I’m sure Tavares, Florida, police Officer Courtney Bannick is elated to hear of the governor’s latest legislative salve and his continued efforts to safeguard the Sunshine State’s cops.

Officer Bannick’s experience garnered national exposure after she was recorded by other police officers’ body-worn cameras, collapsing during a traffic stop. The culprit was fentanyl.

Per a Fox News report, Officer Bannick said I “felt like I was choking!”

As The Fentanyl Project illustrated, Narcan (naloxone) is touted for its positive effects of turning around hugely negative circumstances imposed by the perilous drug.

The two other Tavares police officers on scene with Officer Bannick were ideally prompt in administering Narcan, bringing Bannick back to a stable threshold and hospitalization to ensure her longevity in life as a law enforcement officer. But what if those two backup officers were not there? Thankfully, they were…equipped with Narcan kits, deploying several to bring back an officer from the brink.

(Photo courtesy of the Montpelier Police Department.)

“One police officer’s bodycam footage showed her collapsing, which prompted the officers to administer three doses of Narcan to reverse the poisoning, as she drifted in and out of consciousness,” noted Fox News reporter Bailee Hill.

Thankfully, Officer Bannick survived to talk about her life-threatening experience…

“We respond to overdoses almost every shift,” Officer Bannick shared with the media. “If it’s not every shift, it’s every other we deal with that. I would say I see fentanyl overdoses or in many people’s possession almost weekly here.”

Protecting cops who protect us is paramount.
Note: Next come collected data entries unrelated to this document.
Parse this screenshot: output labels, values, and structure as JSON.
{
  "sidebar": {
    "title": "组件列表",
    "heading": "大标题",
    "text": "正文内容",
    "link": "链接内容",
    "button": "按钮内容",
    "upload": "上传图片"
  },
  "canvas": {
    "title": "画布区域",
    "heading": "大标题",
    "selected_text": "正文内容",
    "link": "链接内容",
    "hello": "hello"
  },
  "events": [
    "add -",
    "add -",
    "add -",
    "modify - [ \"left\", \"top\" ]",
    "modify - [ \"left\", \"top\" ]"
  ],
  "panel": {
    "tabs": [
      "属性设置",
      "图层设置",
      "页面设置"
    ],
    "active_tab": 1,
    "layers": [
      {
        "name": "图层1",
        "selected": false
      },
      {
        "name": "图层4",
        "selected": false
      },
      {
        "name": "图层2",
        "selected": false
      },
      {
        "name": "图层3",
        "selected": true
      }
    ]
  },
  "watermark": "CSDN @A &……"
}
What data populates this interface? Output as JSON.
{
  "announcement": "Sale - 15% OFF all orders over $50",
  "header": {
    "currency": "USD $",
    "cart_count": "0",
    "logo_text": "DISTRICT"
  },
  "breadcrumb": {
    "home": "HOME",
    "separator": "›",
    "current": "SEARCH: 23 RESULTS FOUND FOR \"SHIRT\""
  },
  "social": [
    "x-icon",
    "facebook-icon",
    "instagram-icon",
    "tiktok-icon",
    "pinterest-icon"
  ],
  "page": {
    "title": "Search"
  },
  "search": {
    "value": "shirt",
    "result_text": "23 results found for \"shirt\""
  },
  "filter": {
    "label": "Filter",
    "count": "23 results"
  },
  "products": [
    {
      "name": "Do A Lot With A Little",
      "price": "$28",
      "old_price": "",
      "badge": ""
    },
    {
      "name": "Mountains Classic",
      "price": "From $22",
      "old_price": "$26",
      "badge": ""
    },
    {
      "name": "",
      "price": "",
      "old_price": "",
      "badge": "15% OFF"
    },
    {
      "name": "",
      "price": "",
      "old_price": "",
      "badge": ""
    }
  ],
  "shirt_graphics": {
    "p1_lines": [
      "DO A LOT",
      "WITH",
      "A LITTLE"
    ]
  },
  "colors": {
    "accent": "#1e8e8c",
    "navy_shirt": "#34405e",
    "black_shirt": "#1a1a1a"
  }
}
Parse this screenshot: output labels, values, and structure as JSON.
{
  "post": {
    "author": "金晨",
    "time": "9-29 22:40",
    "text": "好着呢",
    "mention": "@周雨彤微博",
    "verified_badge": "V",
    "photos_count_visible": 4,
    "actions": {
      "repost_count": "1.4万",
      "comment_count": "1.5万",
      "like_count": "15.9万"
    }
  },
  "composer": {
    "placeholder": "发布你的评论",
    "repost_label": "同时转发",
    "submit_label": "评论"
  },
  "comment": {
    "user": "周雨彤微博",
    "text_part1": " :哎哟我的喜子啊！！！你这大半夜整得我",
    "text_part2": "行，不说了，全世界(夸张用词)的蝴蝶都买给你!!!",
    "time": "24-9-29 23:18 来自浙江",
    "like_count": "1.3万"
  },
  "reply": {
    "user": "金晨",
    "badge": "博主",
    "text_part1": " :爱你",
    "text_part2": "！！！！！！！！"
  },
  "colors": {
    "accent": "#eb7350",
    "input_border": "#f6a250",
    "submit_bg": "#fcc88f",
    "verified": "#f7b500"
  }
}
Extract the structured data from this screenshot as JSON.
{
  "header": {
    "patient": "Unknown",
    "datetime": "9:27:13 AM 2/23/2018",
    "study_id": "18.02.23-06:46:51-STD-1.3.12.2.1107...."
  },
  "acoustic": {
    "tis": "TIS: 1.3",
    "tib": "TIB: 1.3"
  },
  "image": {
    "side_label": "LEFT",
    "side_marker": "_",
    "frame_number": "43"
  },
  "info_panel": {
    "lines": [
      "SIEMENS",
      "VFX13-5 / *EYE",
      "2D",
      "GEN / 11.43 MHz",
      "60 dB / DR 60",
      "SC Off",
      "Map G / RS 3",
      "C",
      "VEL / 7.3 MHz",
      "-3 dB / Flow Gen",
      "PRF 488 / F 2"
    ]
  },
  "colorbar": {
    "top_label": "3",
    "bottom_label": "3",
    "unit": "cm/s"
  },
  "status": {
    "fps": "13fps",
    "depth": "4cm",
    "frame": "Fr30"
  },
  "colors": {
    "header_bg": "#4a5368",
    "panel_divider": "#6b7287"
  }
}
Enacted by Gov. DeSantis, Florida SB 718 contains the following hallmarks pillaring first responders and embracing people affected:

  • Creates a second-degree felony for any adult who, through unlawful possession of dangerous fentanyl or fentanyl products, recklessly exposes any first responder to such fentanyl and that results in overdose or serious bodily injury.
  • Expands protections from prosecution for individuals who seek help in good faith due to the belief that they or someone they know is experiencing an overdose.

The fentanyl epidemic festers…

“Fentanyl, over the past year, they’ve come up with different strands of it to where it’s almost 100 times stronger than what the fentanyl was a year ago,” said trauma therapist Chris Chodkowski in a News 4 report in December 2022.

December 2022! Roughly 17 months since…and we remain spellbound by the lethality of fentanyl, proliferating casualties while law enforcement officers take on the toll.

In communications with Fentanyl Project documentary Director KT Curran, she offered these words: “I have the deepest respect for the sacrifice and heroism you and your fellow officers have done on our behalf.”

Those sentiments are reciprocal. The Fentanyl Project is a dual accounting of two families impacted by a micro killer and the cops who nevertheless confront the scourge, mindfully undiluted and maturely brought to the eyes of viewers.

I’m relatively contented that the Officer Down Memorial Page does not (yet) contain “Fentanyl Poisoning” among its categories denoting by which method cops are felled in the line of duty while serving citizens.